Hundreds were pressing toward the center as the mob contracted and then surged around Lykomedes, who desperately tried to break out. This new intruder looked more like a wild Epiriot than a man of civilized Argos, with unkempt beard and hair-and a long, dirty leather under-jerkin beneath his bronze that fell beneath his knees. The Argive Thousand in the front yelled out, “Kill him, Epiteles. Kill them all, Epiteles. Epiteles.” He pushed aside Sinon as he entered and sent the wide-butt onto his backside. Lykomedes stepped back, but the wild man hit him, too, harder than he had Sinon. A black cape covered the heavy bronze armor of Epiteles, with full greaves, shoulder and arm guards, and a Korinthian helmet of the masters with a black sideways crest, officer style, slung back on his head. The brute, with a crossed eye, appeared a near twin to the Tanagran Philliadas. He was as ugly as Lichas himself, though evil was not quite in his look. No wonder the Argives called him “Torn Dog.” Yet he spoke like a rhetor, not a brawler, and he was as careful in speech as he was rough in look.

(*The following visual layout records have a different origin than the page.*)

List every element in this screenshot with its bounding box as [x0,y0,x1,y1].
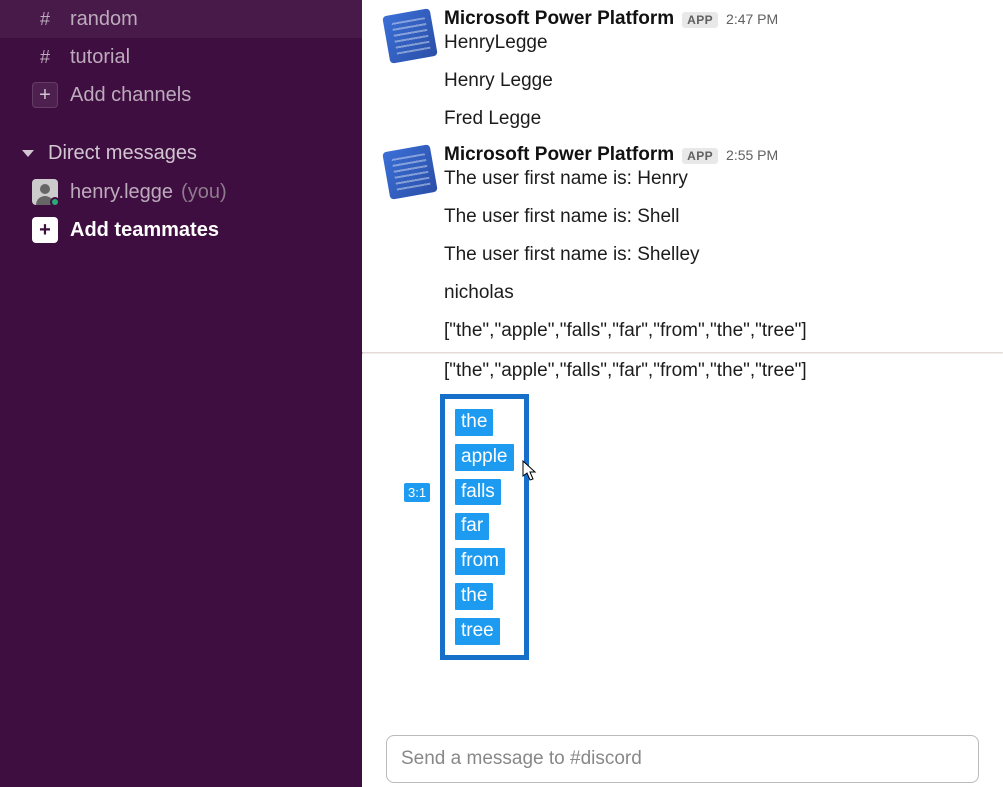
message-sender[interactable]: Microsoft Power Platform [444,8,674,30]
add-channels-label: Add channels [70,84,191,107]
message-group: Microsoft Power Platform APP 2:47 PM Hen… [362,4,1003,140]
chat-main: Microsoft Power Platform APP 2:47 PM Hen… [362,0,1003,787]
message-group: Microsoft Power Platform APP 2:55 PM The… [362,140,1003,352]
selected-word: apple [455,444,514,471]
add-teammates-button[interactable]: Add teammates [0,211,362,249]
dm-user-self[interactable]: henry.legge (you) [0,173,362,211]
message-sender[interactable]: Microsoft Power Platform [444,144,674,166]
user-avatar-icon [32,179,58,205]
dm-section-header[interactable]: Direct messages [0,134,362,173]
presence-active-icon [50,197,60,207]
message-body: Microsoft Power Platform APP 2:55 PM The… [444,144,979,350]
selected-word: the [455,409,493,436]
channel-tutorial[interactable]: tutorial [0,38,362,76]
selected-words-list: the apple falls far from the tree [455,405,514,649]
composer-placeholder: Send a message to #discord [401,748,642,769]
message-line: ["the","apple","falls","far","from","the… [444,312,979,350]
message-line: nicholas [444,274,979,312]
caret-down-icon [22,150,34,157]
sidebar: random tutorial Add channels Direct mess… [0,0,362,787]
channel-label: tutorial [70,46,130,69]
message-header: Microsoft Power Platform APP 2:47 PM [444,8,979,30]
message-time: 2:55 PM [726,147,778,163]
channel-random[interactable]: random [0,0,362,38]
message-line: The user first name is: Shell [444,198,979,236]
message-time: 2:47 PM [726,11,778,27]
hash-icon [32,6,58,32]
message-line: The user first name is: Henry [444,168,979,198]
plus-icon [32,82,58,108]
message-line: Fred Legge [444,100,979,138]
selected-word: the [455,583,493,610]
messages-list: Microsoft Power Platform APP 2:47 PM Hen… [362,0,1003,735]
dm-header-label: Direct messages [48,142,197,165]
message-group: ["the","apple","falls","far","from","the… [362,354,1003,390]
message-line: The user first name is: Shelley [444,236,979,274]
message-body: Microsoft Power Platform APP 2:47 PM Hen… [444,8,979,138]
message-header: Microsoft Power Platform APP 2:55 PM [444,144,979,166]
composer-wrap: Send a message to #discord [362,735,1003,787]
selected-word: far [455,513,489,540]
app-badge: APP [682,12,718,28]
message-input[interactable]: Send a message to #discord [386,735,979,783]
app-avatar-icon[interactable] [382,8,438,64]
app-badge: APP [682,148,718,164]
dm-user-name: henry.legge [70,181,173,204]
selected-word: tree [455,618,500,645]
message-line: HenryLegge [444,32,979,62]
message-line: ["the","apple","falls","far","from","the… [444,356,979,390]
you-suffix: (you) [181,181,227,204]
hash-icon [32,44,58,70]
selected-word: from [455,548,505,575]
mouse-cursor-icon [522,460,538,482]
app-avatar-icon[interactable] [382,144,438,200]
add-channels-button[interactable]: Add channels [0,76,362,114]
message-group: the apple falls far from the tree [362,390,1003,662]
hover-timestamp: 3:1 [404,483,430,502]
channel-label: random [70,8,138,31]
add-teammates-label: Add teammates [70,219,219,242]
selection-outline: the apple falls far from the tree [440,394,529,660]
selected-word: falls [455,479,501,506]
message-line: Henry Legge [444,62,979,100]
plus-icon [32,217,58,243]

“I am Epiteles of Argos. I claim myself polemarchos of the Argives for the year to come. We Argives, seven thousand strong and more, we have voted ourselves last night. We march west to finish the war. Go home in peace, you men of the middle Peloponnesos. We were never folk like you Arkadians or Eleans. We have always fought the Spartan, Dorians though we are. So, yes, we march tomorrow ourselves-with Epaminondas over the mountain to free the helots and finish Sparta. The fewer of us, the better the army. Let it be said that both Epaminondas and Epiteles have a final task under the slopes of Ithome. The only problem I see is that there is no enemy to kill, none that wish to try us.” Yes, this Epiteles sounded like even a better orator than Alkidamas himself. “Well, then, let us all part in friendship, the men of the Peloponnesos except for the Argives. It is decided they return home to the walls that our Proxenos built, with the booty we earned for them, and without the hoplites who protected them.”